Owen Smith does not represent a viable candidate for either the Labour party or the public.

On the contrary, he represents a form of top-down politics, a contempt for the grassroots and a profound opposition to the democratic processes that elect the Leader of the Labour party. A form of politics that has lost its appeal.

It is an old adage that voters do not vote for a divided party. Smith is the figurehead of an ill-conceived leadership challenge that has deeply divided and wounded gravely the Labour party and its election chances. For this simple fact alone, Smith is not a viable leader let alone a leadership option.

Following Brexit, in the most turbulent period following the 2008 global financial meltdown, Labour had its chance to stand above the Conservative in-fighting and clearly articulate to the country its vision for the future; and that Brexit was the result of Conservative internal mis-management. This was the time for Labour to stand up and be counted and for Jeremy Corbyn to show whether he is the leader with the vision, tenacity and strength of character to be relied on and stir the country forward.

This never happened as Labour MPs, shocked by Brexit, decided it was Jeremy's fault and not the Conservatives' who brought Brexit upon themselves and dragged the country down a UKIP-inspired vision of the future. Some would argue that Corbyn is not the man to lead the country forward post Brexit. Due to their actions though, we will never know whether this is the case. Corbyn was never given the chance to shape the dialog post-Brexit. He was faced instead with an internal rebellion from the onset. The people who made this choice for him, who believed that Brexit was Labour's fault and not the Conservatives', are the same people who put Smith forward. Smith represents the view that a divided party has a greater chance of winning than Corbyn at the helm; that it is better to lose with Corbyn,or anyone else, than to give Corbyn a chance of winning. Voting for Smith condones such a view.

In one of the biggest political changes in the last 20 years, Labour's membership has ballooned. People from across the social spectrum have joined the Labour party to support the change that Corbyn represents. The biggest challenge for the Labour party in the next few years will be to motivate the new members, engage them, turn them into a political movement and a winning election machine. Yet, Smith's campaign has derided, ignored, sneered at, belittled, patronised and outright offended these new members. Instead of winning them over, Smith and his supporters have done their best to alienate them.
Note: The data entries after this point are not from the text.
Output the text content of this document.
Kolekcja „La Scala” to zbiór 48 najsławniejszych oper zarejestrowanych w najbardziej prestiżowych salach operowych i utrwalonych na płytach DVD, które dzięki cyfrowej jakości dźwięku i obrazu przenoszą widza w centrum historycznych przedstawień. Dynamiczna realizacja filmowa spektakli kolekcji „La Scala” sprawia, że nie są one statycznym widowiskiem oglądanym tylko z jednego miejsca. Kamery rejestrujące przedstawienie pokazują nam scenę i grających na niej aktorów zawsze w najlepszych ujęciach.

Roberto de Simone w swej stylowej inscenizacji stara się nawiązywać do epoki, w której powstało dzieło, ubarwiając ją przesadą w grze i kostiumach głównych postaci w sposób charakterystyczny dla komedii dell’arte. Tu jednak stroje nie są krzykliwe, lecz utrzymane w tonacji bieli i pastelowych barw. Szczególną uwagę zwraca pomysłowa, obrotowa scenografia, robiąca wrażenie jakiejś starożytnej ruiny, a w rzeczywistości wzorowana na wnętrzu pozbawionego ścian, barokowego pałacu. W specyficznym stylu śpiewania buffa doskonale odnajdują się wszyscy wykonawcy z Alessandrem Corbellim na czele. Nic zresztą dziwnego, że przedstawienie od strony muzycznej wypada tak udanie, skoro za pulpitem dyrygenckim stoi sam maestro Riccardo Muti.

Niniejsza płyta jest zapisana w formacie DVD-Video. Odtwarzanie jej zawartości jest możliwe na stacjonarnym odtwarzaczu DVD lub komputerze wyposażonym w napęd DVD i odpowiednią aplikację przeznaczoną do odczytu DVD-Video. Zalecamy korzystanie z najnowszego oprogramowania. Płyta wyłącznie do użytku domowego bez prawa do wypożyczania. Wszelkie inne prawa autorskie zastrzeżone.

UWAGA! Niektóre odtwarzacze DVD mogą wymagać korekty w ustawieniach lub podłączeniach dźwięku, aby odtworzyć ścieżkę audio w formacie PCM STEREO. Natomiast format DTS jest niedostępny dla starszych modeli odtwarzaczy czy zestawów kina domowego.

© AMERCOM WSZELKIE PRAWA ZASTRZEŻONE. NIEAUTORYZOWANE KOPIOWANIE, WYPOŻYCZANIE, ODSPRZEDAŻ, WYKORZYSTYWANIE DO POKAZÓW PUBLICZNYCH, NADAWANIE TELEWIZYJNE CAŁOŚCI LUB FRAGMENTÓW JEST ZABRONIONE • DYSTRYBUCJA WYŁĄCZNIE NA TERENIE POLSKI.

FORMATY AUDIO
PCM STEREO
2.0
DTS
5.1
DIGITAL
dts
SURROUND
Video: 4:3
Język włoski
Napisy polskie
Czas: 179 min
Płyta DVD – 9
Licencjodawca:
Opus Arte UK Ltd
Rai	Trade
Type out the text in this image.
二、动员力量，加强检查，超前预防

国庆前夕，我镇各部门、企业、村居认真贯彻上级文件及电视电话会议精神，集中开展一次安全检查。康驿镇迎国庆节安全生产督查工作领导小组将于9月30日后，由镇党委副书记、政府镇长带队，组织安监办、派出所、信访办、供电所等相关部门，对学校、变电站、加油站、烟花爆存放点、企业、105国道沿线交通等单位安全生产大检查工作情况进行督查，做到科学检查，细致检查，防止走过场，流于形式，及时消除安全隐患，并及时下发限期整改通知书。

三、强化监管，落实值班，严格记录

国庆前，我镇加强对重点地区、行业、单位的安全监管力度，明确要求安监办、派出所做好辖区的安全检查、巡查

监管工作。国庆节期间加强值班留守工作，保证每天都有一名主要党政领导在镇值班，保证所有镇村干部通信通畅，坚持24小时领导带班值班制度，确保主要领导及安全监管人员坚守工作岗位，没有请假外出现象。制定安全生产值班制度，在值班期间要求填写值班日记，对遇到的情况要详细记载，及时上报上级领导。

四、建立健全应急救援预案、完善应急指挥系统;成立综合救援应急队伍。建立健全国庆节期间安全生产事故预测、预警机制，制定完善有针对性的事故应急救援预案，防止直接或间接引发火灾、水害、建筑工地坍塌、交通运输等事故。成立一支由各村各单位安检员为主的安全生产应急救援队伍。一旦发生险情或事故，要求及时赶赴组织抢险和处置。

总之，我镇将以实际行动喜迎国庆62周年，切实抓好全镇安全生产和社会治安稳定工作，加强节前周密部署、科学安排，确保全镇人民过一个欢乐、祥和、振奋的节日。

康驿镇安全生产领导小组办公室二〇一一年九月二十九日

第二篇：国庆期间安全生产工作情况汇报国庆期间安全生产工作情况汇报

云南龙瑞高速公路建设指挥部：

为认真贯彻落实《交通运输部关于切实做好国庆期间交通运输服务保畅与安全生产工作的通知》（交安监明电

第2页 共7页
They have not respected or supported the democratic choice of the Labour supporters; instead they have tried to undermine it from the start.

They have shown a complete lack of understanding as to why these members supported and voted for Corbyn. They have failed to grasp the vacuum their style of politics has created and Corbyn filled. Worst, they have demonstrated a persistent unwillingness to understand. Smith represents this refusal to comprehend and this is why a vote for him is a vote for misrepresentation. The lessons of the 2015 General Election defeat have not been learned. Worse, Smith's campaign and supporters accuse Corbyn and his supporters of being close-minded and tribal, yet they are the ones that demonstrate this perfectly.

To make the situation worse, it is apparent now that a vote for Smith is a vote for the politics of protest. Liam Young at the New Statesman has explained this very eloquently and his article is worth reading.

Finally, Smith is not a serious candidate. It is a sacrificial lamb at the beginning of a war of attrition against a different style of politics, a different future. He has been put forward by people who have acted out of self-interest and beliefs contrary to the wishes of their local Labour constituencies. Corbyn is not the messiah and he may not even be a great leader. He certainly has his faults and he has made mistakes. He is though, the man that has provided a long-sought after alternative; an alternative that hundreds of thousands of people craved for. An alternative that made them joined the Labour party. Smith does not provide this.

A vote for Smith condones the poor behaviour, disunity and self-interest demonstrated by his campaign and supporters. This is why is better to vote for no-one than vote for Owen Smith.